The hacktivist ‘smith’ is a necessary figure for our times; a world where the “Postscript on the Societies of Control” (Deleuze 1990) has become operationalised by a coalition of the State and Silicon Valley corporations. The hacker ethic is not an orthodoxy but a heterogeneous set of approaches that strives to continuously and creatively disrupt totalising narratives, whether they are expressed as politics or protocols. In turn, the critical hacktivist is truly critical in Foucault’s sense of an anti-foundationalist critique. Foucault said that any discourse of Truth has a normalising effect on subjects and is therefore a form of domination. So we can’t apply an alternative universal truth (even of universal rights) as basis for critique because that will only induce a new form of normalisation. The challenge that’s always thrown at this is how to act without a firm foundation. I will speculate that one answer is artizan science; an experimental activity that is critical in both senses (Freire and Foucault). It’s a flickering compass in the hands of its practitioners, an empirical method without pretensions to universality, without the need to deny the validity of all claims and practices other than its own.

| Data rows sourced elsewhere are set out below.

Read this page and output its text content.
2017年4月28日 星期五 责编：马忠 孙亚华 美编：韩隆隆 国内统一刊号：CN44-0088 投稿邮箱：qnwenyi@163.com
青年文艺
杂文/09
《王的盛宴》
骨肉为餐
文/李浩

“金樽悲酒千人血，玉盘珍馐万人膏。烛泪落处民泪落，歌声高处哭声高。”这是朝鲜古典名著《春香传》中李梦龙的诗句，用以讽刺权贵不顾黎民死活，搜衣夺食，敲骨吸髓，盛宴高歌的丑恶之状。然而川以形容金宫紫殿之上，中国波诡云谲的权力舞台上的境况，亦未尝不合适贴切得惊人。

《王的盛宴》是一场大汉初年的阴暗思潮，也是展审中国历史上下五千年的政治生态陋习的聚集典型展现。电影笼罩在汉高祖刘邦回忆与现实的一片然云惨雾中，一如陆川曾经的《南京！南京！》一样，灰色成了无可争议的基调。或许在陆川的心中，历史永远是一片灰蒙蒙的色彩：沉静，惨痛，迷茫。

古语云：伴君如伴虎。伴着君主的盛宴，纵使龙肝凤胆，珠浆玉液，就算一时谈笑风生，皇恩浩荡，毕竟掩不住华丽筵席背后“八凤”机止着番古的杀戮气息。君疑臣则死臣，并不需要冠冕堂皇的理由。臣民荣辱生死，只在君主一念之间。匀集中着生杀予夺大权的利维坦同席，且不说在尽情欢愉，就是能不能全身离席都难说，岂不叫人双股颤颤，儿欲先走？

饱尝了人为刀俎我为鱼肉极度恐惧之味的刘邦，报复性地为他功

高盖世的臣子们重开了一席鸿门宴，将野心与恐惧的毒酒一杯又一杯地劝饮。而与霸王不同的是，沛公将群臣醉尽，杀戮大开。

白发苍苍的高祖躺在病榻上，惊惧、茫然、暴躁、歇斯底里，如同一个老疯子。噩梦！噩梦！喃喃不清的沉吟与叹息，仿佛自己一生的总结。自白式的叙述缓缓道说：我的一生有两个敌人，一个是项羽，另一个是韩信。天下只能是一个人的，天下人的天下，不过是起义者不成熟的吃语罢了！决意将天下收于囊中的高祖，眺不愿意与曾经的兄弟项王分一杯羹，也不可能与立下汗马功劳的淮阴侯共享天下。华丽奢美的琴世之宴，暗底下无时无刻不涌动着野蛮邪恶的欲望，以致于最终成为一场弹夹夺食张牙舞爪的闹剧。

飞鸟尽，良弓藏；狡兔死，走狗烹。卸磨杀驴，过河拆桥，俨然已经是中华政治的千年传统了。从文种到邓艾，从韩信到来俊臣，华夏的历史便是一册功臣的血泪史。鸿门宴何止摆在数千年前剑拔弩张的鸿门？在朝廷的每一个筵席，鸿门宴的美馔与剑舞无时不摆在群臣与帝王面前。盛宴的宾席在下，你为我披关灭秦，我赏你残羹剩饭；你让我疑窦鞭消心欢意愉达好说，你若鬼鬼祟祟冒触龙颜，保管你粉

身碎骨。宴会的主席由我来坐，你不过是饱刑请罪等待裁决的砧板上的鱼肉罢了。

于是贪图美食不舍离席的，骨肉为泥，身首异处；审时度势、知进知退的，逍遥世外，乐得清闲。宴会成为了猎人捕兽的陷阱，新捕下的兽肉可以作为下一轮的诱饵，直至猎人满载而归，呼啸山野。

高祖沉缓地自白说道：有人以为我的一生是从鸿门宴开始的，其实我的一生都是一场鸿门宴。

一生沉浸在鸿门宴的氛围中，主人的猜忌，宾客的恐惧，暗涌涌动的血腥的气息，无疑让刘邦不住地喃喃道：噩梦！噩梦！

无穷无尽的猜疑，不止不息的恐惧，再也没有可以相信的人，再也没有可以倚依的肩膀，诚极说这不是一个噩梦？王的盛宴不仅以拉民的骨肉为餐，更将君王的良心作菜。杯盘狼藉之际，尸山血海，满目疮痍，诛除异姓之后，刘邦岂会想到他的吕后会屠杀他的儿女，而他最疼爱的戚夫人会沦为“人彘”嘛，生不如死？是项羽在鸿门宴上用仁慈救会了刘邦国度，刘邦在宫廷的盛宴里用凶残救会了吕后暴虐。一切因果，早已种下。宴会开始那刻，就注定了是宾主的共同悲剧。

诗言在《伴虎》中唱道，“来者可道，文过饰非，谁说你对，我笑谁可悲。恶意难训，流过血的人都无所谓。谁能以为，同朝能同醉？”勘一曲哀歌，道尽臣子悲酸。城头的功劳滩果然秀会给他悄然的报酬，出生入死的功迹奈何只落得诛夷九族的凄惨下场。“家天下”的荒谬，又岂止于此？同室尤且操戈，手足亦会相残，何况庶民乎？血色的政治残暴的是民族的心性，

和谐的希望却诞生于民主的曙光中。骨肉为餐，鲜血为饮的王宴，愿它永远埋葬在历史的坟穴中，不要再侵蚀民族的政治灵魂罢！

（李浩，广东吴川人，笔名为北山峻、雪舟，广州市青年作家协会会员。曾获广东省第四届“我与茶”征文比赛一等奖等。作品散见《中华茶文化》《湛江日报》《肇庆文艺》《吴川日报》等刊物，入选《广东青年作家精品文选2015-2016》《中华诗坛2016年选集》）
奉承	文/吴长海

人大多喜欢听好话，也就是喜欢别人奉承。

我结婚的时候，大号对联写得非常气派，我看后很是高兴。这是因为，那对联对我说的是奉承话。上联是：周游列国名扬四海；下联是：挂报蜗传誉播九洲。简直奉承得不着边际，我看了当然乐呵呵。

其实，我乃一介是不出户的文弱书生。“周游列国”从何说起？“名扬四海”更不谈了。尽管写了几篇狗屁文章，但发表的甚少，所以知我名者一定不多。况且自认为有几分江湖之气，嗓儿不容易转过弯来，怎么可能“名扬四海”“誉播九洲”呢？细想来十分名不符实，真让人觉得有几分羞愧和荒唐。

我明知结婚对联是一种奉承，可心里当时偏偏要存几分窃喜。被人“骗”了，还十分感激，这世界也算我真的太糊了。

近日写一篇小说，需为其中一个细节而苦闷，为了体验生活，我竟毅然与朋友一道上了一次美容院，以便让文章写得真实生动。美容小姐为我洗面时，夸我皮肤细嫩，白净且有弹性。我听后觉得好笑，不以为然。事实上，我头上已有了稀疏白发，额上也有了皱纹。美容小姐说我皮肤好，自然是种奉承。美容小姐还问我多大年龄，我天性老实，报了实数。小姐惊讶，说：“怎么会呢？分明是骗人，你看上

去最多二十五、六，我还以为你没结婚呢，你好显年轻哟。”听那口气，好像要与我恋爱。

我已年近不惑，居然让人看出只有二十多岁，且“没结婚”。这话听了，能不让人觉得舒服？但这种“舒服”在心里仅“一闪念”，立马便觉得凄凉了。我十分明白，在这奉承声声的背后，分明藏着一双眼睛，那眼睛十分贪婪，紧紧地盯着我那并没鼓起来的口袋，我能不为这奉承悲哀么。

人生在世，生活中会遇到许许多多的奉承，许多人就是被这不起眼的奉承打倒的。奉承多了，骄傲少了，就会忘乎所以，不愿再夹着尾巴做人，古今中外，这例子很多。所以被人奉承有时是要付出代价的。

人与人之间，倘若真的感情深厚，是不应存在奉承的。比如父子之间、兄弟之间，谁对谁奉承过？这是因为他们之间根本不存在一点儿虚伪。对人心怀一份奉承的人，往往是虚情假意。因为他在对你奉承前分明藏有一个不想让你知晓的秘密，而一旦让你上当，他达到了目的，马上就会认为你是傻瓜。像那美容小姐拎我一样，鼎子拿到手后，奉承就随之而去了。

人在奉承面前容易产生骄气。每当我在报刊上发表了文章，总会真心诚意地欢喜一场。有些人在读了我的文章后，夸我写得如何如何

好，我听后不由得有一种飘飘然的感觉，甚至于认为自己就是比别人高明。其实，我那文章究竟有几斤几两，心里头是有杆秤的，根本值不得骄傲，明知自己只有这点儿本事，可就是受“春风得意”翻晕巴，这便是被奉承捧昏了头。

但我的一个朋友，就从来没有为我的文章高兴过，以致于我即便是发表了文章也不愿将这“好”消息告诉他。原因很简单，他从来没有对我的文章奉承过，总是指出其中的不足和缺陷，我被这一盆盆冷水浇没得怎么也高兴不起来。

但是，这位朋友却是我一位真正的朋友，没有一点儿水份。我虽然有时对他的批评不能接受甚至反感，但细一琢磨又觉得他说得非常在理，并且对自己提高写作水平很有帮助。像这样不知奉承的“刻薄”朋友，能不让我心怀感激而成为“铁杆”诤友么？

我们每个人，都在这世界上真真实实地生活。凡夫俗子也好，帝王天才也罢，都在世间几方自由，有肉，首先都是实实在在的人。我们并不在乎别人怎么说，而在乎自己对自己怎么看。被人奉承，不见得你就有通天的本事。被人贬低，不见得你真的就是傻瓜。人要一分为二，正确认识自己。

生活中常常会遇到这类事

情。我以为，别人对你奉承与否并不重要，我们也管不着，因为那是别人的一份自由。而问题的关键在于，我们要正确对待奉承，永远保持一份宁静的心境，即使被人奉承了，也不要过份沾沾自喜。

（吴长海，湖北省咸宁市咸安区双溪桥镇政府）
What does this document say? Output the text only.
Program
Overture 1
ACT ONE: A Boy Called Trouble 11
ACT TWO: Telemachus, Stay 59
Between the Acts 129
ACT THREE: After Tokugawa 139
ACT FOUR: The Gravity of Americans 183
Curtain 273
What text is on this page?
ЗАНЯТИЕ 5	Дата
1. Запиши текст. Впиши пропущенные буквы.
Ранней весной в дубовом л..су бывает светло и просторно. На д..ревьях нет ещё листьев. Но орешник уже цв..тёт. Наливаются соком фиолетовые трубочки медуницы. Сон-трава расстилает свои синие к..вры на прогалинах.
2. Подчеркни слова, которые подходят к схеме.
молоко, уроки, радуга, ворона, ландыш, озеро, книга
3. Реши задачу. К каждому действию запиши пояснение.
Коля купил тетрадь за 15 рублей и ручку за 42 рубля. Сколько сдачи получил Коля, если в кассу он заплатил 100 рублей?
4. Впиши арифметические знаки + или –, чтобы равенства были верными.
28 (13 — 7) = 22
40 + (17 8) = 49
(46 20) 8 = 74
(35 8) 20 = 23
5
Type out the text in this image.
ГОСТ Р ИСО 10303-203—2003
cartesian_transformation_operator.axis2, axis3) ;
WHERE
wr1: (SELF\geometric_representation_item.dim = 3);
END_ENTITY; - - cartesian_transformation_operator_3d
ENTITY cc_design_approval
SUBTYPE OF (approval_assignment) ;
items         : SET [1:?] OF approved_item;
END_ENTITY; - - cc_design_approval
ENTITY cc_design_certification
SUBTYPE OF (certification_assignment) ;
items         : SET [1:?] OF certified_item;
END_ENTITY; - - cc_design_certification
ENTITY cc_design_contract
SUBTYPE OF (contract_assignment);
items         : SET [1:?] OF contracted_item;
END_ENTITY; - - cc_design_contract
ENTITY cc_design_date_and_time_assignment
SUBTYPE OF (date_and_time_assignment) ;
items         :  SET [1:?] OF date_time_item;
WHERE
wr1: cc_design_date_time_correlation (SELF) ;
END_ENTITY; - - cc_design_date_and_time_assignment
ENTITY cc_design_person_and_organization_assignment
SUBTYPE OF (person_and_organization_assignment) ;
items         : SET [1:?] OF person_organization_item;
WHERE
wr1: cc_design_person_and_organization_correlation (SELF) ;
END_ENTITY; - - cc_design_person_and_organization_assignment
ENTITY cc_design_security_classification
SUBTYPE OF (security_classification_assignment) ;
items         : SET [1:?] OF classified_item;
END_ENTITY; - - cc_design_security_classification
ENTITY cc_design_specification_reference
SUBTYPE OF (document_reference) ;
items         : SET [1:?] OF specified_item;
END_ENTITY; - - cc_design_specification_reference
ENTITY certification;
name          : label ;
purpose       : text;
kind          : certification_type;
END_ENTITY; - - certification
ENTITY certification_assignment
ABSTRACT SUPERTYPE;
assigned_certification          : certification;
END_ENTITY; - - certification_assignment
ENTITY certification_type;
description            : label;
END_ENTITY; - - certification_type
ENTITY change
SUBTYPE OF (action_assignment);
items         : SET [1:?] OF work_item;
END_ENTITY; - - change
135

But so what? Why should this matter to anyone other than philosophers of science & technology?Because the networked world has a pivot point, we’re near it. On one branch lie progressive possibilities like networked democracy; as Eleanor Saitta says “the institutionally well-connected have figured out how to make institutional democracy serve their purposes – networked democracy offers us a new chance to shift that playing field around again” (Saitta 2013). On the other is the crescendo of cyberwarfare:

“As cyberspace develops in unprecedented ways, powerful agents are scrambling for control. The discovery of Stuxnet, a computer worm reportedly developed by Israel and the United States and aimed at Iran’s nuclear facilities, showed that state cyberwar is now a very real possibility. Governments and corporations are in collusion and are setting the rules of the road behind closed doors…This is not the way it was supposed to be. The Internet’s original promise of a global commons of shared knowledge and communications is now under threat.” (Diebert 2013)

While the latter should come as no surprise (“War is the health of the state”) it throws in to shadow the potential that a networked world heralds for peer-to-peer empowerment; for an “art of voluntary insubordination” (Foucault) and an emergent cyber-syndicalism. To paraphrase the preamble of historical syndicalists, the Wobblies (Industrial Workers of the World 1905), we may speculate that critical hacktivism and artizans science will become practices for “prototyping the new world in the shell of the old”.